4471074678_b806acfa09_o.jpeg            " Vous avez, mes enfants, entendu dire mille fois par votre mère et dans sa famille quelle était pour nous l'agrément de vivre avec M de Saint-Lambert et madame la comtesse d'Houdretot, son amie. Et quelle était le charme d'une société où l'esprit, le goût, l'amour des lettres, toutes les qualités du coeur les plus essentielles et les plus désirables nous attiraient, nous attachaient, soit auprès du sage d'Eaubonne, soit dans l'agréable retraite de la Sévigné de Sanois....
            Nous avions été, Saint-Lambert et moi, des sociétés du baron d'Holbach, d'Helvétius, de madame Geoffrin. Nous fûmes aussi constamment de celle de madame Necker. Mais, dans celle-ci, je datais de plus loin que lui, j'en étais presque le doyen.
            C'est dans un bal bourgeois, circonstance assez singulière, que j'avais fait connaissance avec madame Necker. Jeune alors, assez belle et d'une fraîcheur éclatante, dansant mal mais de tout son coeur.
            A peine m'eut-elle entendu nommer qu'elle vint à moi, avec l'air naïf de la joie.
            " - En arrivant à Paris, me dit-elle, l'un de mes désirs a été de connaître l'auteur des Contes moraux.
Je ne croyais pas faire au bal une si heureuse rencontre.
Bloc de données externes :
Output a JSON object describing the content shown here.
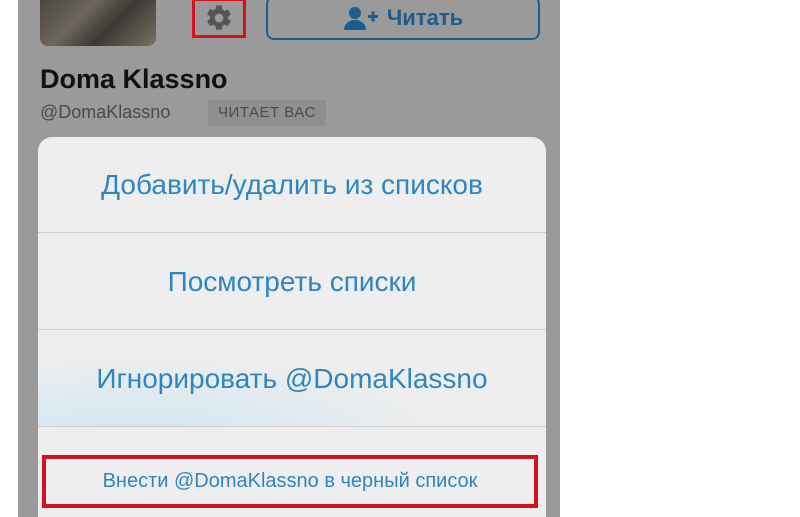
{
  "profile": {
    "name": "Doma Klassno",
    "handle": "@DomaKlassno",
    "follows_you_badge": "ЧИТАЕТ ВАС",
    "follow_button_label": "Читать"
  },
  "action_sheet": {
    "items": [
      {
        "label": "Добавить/удалить из списков"
      },
      {
        "label": "Посмотреть списки"
      },
      {
        "label": "Игнорировать @DomaKlassno"
      },
      {
        "label": "Внести @DomaKlassno в черный список"
      }
    ]
  },
  "colors": {
    "accent_blue": "#2d86bf",
    "follow_blue": "#1d5d8c",
    "highlight_red": "#d3121f",
    "dim_overlay": "#9a9a9a"
  },
  "icons": {
    "settings": "gear-icon",
    "follow": "add-user-icon"
  }
}
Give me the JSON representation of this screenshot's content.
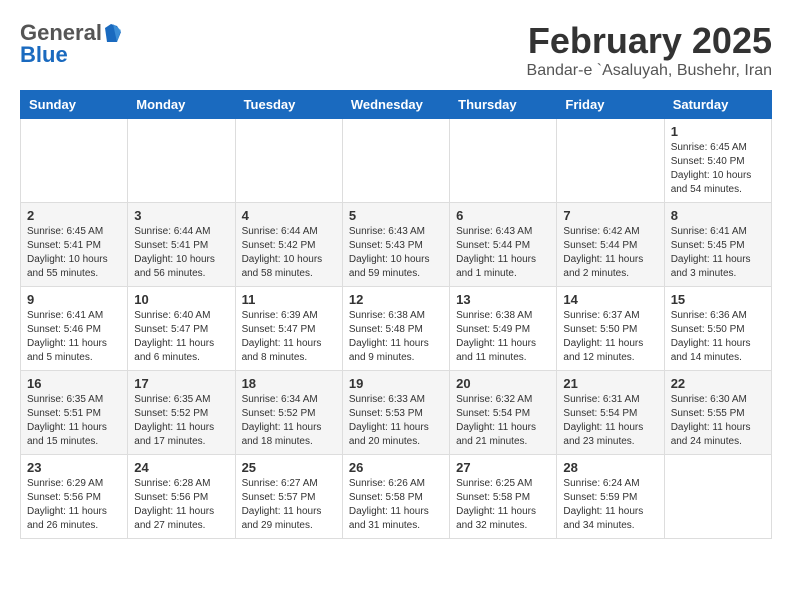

Necker, dit-elle à son mari en l'appelant, venez vous joindre à moi pour engager M Marmontel, l'auteur des Contes moraux, à nous faire l'honneur de nous venir voir.
            M Necker fut très civil dans son invitation. Je m'y rendis. Thomas était le seul homme de lettres qu'ils eussent connu avant moi. Mais bientôt, dans le bel hôtel où ils allèrent s'établir, madame Necker, sur le modèle de la société de madame Geoffrin, choisit et composa la sienne.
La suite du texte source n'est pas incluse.